What's the difference between failover and disaster recovery?
Failover: When one machine fails, another machine (usually in the same location) takes over and resumes service
Disaster recovery: When Godzilla destroys your data center, you do have alternative locations to keep providing your service and protocols/means for the other location to know how to keep delivering the service
Depending on the particular needs of each service, disaster recovery might just be a backup tape in a safe in a different location. In other words, it's just having a defined protocol to recover from disaster. Likewise, failover might just be having a spare backup machine which makes you go to the data center for it to take over the place of the failed one, that is, having a defined protocol about what to do in case of machine failure.
Summing up, failover answers the question 'what do I do in case a single machine fails?', disaster recovery answers 'what do I do in case a disaster happens (fire, floods, war, ISP goes bankrupt, whatever)?'
Failover is more linked to backup procedure.
The main difference between the two, from the end client's point of view is the downtime.
- Failover is expected to have a low downtime (1 2 hours top)

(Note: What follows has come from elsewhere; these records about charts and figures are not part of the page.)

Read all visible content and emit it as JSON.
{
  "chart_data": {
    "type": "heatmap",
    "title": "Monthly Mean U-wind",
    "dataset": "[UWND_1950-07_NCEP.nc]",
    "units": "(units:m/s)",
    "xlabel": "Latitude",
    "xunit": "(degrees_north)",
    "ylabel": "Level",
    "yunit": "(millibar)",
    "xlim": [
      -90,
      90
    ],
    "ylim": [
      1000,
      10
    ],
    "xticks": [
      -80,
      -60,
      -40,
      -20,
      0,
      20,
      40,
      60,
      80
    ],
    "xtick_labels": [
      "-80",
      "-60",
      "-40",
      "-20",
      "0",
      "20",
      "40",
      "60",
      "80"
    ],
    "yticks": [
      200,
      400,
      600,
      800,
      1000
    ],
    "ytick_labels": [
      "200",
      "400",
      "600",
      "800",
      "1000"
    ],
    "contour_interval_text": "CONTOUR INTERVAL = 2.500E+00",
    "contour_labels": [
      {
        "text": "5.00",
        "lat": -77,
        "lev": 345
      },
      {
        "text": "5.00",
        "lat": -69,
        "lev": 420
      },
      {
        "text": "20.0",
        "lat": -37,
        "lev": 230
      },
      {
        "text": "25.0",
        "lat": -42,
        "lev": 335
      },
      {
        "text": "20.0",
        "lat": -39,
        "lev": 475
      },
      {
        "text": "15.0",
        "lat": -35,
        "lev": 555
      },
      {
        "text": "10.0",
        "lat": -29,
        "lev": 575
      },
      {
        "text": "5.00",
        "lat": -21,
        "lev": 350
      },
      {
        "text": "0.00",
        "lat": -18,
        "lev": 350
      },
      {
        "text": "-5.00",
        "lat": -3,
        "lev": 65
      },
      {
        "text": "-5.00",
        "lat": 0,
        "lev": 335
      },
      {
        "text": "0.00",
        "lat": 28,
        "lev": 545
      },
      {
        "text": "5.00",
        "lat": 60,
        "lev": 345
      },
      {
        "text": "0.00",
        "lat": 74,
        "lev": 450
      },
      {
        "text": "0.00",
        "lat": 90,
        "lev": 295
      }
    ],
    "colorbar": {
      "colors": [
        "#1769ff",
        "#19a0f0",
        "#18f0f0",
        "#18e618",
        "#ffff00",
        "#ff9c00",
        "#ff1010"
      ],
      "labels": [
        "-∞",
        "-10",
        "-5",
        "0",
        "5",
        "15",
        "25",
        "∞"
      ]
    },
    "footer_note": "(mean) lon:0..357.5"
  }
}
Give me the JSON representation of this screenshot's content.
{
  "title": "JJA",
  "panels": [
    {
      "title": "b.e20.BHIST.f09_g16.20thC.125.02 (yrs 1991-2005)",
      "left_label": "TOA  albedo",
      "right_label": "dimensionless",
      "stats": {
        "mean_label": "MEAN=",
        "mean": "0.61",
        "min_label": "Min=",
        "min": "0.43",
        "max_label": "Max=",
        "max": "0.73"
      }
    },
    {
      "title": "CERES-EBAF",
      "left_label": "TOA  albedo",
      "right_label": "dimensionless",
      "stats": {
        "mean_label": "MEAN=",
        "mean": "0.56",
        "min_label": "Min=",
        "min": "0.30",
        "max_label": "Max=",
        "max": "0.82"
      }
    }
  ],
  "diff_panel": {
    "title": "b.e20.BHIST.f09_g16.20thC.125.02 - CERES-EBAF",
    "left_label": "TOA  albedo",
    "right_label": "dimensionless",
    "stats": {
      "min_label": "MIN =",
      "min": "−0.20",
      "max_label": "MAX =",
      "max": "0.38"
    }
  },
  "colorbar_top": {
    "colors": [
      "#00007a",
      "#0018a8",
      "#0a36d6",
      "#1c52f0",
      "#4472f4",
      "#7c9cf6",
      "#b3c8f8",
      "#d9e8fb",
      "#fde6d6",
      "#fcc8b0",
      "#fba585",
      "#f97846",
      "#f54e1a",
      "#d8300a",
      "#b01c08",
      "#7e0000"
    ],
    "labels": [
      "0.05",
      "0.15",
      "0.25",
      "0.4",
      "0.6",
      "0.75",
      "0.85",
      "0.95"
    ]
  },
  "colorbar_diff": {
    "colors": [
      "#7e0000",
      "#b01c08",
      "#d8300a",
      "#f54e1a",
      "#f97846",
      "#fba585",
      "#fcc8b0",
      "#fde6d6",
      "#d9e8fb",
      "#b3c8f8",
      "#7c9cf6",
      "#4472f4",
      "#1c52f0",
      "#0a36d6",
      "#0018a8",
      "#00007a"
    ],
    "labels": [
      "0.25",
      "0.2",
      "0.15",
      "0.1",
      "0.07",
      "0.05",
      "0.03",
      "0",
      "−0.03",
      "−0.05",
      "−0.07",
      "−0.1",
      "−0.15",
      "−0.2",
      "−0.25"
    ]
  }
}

- DR can have anything between 6 hours to a day or two.
The other difference is the nature of environments available after a failover or a DR.
- Failover means the end clients see nothing and can continue his activity (development or production management)
- DR should mean only production environment is back up. All development environments are down, or seriously degraded.
Since a disaster (like 9/11) can completely destroy a datacenter, does it mean that DR is the processes of rebuilding everything for that datacenter?